Note that the private equity firms extracted a considerable amount of cash from HCA at the time they turned it back into a publicly held for-profit corporation:
In 2010, buoyed by robust growth in profit, HCA was able to issue billions of dollars in debt that was used to pay funds overseen by the three buyout firms nearly $1 billion in dividends — each. In the spring of 2011, in one of the most closely watched public offerings since the financial crisis, HCA became a public company once again. Its three buyout owners each sold another $500 million worth of stock, allowing them to recoup all their initial investment.
By thus increasing the new public corporation's debt load, they further increased pressure on its executives to bolster short-term revenue.

However,
As HCA’s profits and influence grew, strains arose with doctors and nurses over whether the chain’s pursuit of profit may have, at times, come at the expense of patient care.

Summary:  Why No Hospital Should be For-Profit?

Among all developed countries, I believe only the US has such a high proportion of for-profit hospitals, and physicians employed by for-profit corporations to take care of patients.

However, in summary, this case shows there is evidence that
- The management of one for-profit hospital chain was pushed to focus even more on short-term revenue by a leveraged buy-out engineered by private equity firms
- This focus lead management to pressure health care professionals to increase revenue, even if that required over- or under-treating patients
- The resulting over- and under-treatment likely harmed patients.

As a Tampa Bay Times editorial put it,
the allegations suggest a disturbing pattern of endangering patients, and they again expose the weaknesses of a health care system driven by volume and profit rather than efficiencies and patient outcomes.

In a column in Forbes, Steve Denning warned,
The hospitals owned by private equity are making money in the short-term at the expense of Medicare and the economy. But when the private equity firms depart, as they plan to do, they leave the hospitals with a load of debt, dispirited doctors and nurses, and a bankrupt Medicare system, with serious questions as to whether overall care has been maintained, let alone improved.

The current bonanza for private equity from milking Medicare is a bubble that cannot be sustained.

We have noted how health care organizations have increasingly been "financialized," lead by executives who put short-term revenue generation ahead of all other goals, including good patient care. Furthermore, hospitals are increasingly likely to be formally for-profit, and hence likely to be lead by such executives. Worse, hospitals are increasingly likely to be owned by private equity firms, further increasing the emphasis on short-term money making. Even worse, physicians are now more frequently employed by such organizations, which may pressure them to do what it takes to increase revenue, no matter what the effect on patients' and the public's health.

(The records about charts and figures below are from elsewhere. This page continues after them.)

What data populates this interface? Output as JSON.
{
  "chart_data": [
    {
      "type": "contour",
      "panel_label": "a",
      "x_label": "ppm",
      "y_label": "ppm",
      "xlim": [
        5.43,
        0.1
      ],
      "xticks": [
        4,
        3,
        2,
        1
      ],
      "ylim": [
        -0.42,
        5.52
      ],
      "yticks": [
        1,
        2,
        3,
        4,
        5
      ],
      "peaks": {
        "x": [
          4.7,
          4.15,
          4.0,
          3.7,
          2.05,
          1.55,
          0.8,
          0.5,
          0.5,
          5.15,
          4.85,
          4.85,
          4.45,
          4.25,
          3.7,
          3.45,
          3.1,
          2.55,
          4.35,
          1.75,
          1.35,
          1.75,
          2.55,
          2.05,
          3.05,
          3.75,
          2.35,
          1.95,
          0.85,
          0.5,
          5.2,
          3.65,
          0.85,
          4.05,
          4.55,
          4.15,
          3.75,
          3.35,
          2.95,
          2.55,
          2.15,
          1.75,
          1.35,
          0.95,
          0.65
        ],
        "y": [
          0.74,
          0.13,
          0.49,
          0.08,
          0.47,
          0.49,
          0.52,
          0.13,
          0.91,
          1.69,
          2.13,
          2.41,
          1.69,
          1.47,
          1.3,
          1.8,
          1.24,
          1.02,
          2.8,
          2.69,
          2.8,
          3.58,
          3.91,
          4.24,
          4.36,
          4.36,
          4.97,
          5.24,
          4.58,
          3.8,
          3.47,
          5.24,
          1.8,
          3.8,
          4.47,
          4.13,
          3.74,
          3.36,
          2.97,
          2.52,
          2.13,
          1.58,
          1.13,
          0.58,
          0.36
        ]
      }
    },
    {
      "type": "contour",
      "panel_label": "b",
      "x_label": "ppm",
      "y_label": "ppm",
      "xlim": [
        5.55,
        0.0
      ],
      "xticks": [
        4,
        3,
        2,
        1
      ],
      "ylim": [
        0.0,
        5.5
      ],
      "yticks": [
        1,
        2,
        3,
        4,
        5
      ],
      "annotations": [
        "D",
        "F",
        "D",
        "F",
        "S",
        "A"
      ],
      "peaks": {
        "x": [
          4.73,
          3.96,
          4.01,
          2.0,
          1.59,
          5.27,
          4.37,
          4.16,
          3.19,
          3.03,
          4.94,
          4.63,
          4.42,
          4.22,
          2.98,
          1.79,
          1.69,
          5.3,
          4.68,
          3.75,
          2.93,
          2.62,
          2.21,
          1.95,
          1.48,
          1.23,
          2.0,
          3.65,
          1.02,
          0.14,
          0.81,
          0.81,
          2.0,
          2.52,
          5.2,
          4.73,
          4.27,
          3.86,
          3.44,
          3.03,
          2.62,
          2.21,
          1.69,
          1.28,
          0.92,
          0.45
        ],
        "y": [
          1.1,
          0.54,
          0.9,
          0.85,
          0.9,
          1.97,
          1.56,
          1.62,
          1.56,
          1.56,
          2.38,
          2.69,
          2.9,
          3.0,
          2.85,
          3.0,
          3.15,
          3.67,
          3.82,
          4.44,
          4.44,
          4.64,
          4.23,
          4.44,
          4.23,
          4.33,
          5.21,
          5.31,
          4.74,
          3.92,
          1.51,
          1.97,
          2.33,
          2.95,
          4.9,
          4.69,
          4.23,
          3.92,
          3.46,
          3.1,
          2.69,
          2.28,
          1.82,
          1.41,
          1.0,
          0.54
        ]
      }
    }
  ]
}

The probably effects on the quality of care, access, and costs are obvious.

In my humble opinion, before the health care bubble bursts, we need to challenge the notion that direct health care should ever be provided, or that medicine ought to be practiced by for-profit corporations. Before market fundamentalism became so prominent, many stated prohibited the corporate practice of medicine, and the American Medical Association forbade the commercialization of medicine. It is time to heed that wisdom. I submit that we will not be able to have good quality, accessible health care at an affordable price until we restore physicians as independent, ethical health care professionals, and until we restore small, independent, community responsible, non-profit hospitals as the locus for inpatient care.

As Todd Hixon wrote, surprisingly in Forbes,
I believe a big part of the answer lies in changing the idea that health care should be a path to riches. There are professions, like university teaching and research, where a big part of the motivation is helping people and gaining respect in the community. If we could shift the balance for health care providers in that direction, solving problems like the one manifest at HCA would be a lot more possible.

True health care reform will require an end to market fundamentalism in health care.